Environmental Medicine explores the role of dietary and environmental allergens in health and illness. Factors such as dust, molds, chemicals, and certain foods may cause allergic reactions that can dramatically influence diseases ranging from asthma and hay fever to headaches and depression. Virtually any chronic physical or mental illness may be improved by the care of a physician competent in this field.
Enzyme a protein which makes possible or facilitates a chemical reaction under a given environmental condition. A digestive enzyme is an enzyme secreted by the body which helps break down food substances into forms that can be absorbed and assimilated by the body.
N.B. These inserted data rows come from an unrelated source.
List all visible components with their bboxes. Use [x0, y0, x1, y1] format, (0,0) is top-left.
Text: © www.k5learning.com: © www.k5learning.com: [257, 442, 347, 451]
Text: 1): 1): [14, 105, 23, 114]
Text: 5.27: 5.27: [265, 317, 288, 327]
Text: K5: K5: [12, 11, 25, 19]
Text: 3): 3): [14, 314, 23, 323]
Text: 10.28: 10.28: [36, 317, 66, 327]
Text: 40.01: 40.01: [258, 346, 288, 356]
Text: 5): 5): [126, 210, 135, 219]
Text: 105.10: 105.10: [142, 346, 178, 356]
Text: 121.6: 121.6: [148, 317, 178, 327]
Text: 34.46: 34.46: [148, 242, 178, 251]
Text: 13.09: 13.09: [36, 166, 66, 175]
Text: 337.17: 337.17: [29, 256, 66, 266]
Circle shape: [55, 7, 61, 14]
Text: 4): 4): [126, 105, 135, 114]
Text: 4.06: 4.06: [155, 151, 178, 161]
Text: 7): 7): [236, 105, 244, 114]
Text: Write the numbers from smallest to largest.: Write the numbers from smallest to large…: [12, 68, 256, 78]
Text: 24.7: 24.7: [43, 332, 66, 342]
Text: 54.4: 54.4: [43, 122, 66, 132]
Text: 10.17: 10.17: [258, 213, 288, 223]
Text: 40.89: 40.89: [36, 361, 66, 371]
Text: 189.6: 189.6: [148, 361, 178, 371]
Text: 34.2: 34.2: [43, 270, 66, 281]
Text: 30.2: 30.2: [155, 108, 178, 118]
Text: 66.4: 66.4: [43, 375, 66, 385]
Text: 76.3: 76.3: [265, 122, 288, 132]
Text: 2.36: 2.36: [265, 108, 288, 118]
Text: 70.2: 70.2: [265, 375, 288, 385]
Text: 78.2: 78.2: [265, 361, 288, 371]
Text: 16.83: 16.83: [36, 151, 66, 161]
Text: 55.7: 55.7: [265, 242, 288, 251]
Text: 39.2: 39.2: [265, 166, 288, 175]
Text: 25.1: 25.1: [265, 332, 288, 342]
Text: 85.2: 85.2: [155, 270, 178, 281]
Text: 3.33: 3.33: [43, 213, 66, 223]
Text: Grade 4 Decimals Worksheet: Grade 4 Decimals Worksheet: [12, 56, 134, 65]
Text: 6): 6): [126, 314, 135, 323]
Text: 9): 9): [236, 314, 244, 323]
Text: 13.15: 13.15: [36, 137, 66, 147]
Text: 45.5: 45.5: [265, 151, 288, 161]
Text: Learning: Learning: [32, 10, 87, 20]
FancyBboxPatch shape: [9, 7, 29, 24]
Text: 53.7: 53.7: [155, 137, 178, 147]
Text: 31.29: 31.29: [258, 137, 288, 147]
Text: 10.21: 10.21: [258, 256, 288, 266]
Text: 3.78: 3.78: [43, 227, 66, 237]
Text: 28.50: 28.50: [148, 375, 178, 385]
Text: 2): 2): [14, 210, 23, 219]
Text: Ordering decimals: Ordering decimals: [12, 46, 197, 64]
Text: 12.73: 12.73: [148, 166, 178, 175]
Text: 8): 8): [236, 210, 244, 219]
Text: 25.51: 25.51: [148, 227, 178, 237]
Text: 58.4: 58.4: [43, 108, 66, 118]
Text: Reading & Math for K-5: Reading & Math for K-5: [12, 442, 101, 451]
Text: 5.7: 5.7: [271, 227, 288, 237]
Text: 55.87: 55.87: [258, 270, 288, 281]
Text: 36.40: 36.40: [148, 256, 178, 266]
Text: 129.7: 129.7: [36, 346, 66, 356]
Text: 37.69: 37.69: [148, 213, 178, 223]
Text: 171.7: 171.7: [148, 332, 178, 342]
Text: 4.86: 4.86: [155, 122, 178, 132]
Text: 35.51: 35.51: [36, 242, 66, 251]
Digestive enzymes are secreted by the salivary glands (e.g., amylase or ptyalin which breaks down starches); by the stomach (e.g. pepsin which breaks down proteins); by the liver (e.g., bile which help break down fats by emulsifyinng them); and by the pancreas (e.g., amylase which breaks down starches and lipase which breaks down fats.) 3. a plant enzyme, an enzyme naturally contained in the plants that we eat-usually destroyed by cooking and food processing
Enzyme Therapy both plant-derived and pancreatic enzymes are employed in enzyme therapy and they can be used independently or in combination. Plant enzymes are prescribed to enhance the body's vitality by strengthening the digestive system, while pancreatic enzymes are beneficial to both the digestive system and immune system. As proper digestive functioning is restored, many acute and chronic conditions may also be remedied.
Exocrine gland a gland that secretes a substance through a duct or tube to an outside surface. Examples are tear glands, salivary glands, and sweat glands.
Extracellular Fluid the fluid, from the general circulation, which surrounds each cell in the body and from which the cells obtain their nutrients and expell their waste products. (Compare with intracellular fluid, the fluid that is found inside the cell.)